Paleolithic Switzerland
Locations of major Paleolithic sites in Switzerland | |
| Geographical range | Switzerland and neighboring regions |
|---|---|
| Period | Paleolithic |
| Dates | c. 1,500,000 – 12,000 years ago |
| Major sites | Bichon, Cotencher, Kesslerloch, Schweizersbild, Wildkirchli |
| Followed by | Mesolithic |
The Paleolithic in Switzerland encompasses the longest prehistoric period in the region, spanning from the earliest human occupation around 1.5 million years ago until approximately 12,000 years ago (Pleistocene epoch).
The term "Paleolithic," coined in 1865 by British naturalist John Lubbock, originally distinguished the "Old Stone Age" of chipped stone tools from the "New Stone Age" (Neolithic) of polished stone implements.
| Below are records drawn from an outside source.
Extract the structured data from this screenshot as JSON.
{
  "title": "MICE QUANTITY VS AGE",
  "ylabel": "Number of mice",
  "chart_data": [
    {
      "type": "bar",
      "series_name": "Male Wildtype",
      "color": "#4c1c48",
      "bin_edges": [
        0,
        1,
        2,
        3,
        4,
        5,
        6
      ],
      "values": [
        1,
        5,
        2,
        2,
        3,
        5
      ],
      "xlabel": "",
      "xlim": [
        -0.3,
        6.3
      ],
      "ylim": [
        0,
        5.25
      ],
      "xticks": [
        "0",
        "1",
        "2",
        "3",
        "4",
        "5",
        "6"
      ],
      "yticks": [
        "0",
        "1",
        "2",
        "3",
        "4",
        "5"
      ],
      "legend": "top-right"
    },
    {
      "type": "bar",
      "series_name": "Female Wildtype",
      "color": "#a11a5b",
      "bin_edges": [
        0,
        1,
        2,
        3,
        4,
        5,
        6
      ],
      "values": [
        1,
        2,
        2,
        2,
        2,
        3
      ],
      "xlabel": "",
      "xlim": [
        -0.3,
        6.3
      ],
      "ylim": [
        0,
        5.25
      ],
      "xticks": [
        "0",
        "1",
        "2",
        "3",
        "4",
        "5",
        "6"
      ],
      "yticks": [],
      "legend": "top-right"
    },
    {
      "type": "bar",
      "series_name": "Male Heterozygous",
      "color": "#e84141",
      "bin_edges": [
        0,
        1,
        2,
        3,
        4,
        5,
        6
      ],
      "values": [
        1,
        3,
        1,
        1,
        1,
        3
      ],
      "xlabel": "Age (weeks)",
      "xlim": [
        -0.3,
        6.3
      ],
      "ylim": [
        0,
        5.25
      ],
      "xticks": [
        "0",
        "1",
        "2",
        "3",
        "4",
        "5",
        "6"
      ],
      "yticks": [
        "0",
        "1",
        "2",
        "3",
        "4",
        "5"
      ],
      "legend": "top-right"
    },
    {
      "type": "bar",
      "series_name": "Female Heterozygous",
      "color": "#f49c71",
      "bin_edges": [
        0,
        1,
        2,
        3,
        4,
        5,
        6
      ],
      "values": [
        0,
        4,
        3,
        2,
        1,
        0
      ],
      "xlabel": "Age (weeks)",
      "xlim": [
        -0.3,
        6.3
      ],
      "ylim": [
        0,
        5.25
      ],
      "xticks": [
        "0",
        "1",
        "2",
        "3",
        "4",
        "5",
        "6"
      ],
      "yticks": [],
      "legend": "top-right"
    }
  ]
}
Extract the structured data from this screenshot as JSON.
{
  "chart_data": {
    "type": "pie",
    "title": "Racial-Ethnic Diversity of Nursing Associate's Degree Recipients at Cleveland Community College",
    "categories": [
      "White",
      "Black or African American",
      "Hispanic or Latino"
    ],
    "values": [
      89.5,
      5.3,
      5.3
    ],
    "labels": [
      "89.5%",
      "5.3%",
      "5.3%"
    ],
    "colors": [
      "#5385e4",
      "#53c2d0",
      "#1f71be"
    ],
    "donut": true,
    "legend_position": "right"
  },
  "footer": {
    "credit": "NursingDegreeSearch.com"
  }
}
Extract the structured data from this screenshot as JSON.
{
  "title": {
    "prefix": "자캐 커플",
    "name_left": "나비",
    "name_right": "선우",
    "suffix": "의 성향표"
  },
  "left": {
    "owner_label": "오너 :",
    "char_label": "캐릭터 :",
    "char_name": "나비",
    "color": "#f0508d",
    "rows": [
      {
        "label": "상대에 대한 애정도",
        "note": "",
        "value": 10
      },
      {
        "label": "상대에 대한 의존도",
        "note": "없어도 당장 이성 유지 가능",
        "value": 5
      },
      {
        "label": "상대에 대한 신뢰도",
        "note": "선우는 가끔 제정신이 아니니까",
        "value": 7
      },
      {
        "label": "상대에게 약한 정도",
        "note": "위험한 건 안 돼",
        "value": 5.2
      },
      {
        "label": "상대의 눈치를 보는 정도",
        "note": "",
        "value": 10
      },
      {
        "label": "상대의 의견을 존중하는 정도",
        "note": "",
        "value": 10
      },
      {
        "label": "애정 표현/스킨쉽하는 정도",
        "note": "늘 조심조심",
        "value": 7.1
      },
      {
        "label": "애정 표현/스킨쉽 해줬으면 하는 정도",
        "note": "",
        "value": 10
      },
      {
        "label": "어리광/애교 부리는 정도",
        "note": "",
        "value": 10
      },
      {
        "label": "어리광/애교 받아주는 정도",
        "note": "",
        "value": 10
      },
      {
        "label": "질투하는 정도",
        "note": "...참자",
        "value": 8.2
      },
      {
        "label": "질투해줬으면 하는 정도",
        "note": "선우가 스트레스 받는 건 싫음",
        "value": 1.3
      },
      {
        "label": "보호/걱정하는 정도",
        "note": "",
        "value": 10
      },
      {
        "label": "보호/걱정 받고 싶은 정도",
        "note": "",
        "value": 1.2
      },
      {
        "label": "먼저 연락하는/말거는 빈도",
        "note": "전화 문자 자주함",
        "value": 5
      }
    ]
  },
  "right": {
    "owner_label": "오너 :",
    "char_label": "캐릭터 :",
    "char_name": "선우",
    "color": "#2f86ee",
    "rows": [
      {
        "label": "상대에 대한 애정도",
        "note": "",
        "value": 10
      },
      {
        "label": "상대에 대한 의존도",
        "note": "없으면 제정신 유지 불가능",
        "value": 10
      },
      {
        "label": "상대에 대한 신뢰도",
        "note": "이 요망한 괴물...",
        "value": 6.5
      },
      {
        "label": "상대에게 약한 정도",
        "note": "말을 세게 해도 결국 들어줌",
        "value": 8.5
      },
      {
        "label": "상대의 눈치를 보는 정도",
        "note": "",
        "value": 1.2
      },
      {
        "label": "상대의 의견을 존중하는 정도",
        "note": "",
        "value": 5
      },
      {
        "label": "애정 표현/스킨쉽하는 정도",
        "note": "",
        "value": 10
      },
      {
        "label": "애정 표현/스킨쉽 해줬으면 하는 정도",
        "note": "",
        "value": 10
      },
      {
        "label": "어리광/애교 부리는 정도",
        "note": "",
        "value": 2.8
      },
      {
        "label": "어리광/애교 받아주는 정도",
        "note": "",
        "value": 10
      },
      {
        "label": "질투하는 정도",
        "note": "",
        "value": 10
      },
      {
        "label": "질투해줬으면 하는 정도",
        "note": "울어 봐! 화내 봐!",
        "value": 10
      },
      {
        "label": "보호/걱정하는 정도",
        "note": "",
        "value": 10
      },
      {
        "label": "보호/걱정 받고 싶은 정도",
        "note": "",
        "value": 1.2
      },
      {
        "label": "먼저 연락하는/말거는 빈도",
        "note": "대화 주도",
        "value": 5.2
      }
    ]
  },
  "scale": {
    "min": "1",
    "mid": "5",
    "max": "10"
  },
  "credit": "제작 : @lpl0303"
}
In modern understanding, these periods represent fundamentally different ways of life: Paleolithic peoples were mobile predators who subsisted through hunting, fishing, and gathering, while Neolithic populations adopted sedentary lifestyles based on agriculture and animal husbandry.
The Swiss Paleolithic record is particularly challenging to study due to the region's geological instability during the Quaternary period. The alternation of more than twenty major glacial and interglacial stages caused cyclical accumulation and erosion patterns, especially in mountainous regions, leading to the destruction of most early Paleolithic remains. This climatic conditioning makes Swiss prehistory more fragmentary than in other European regions.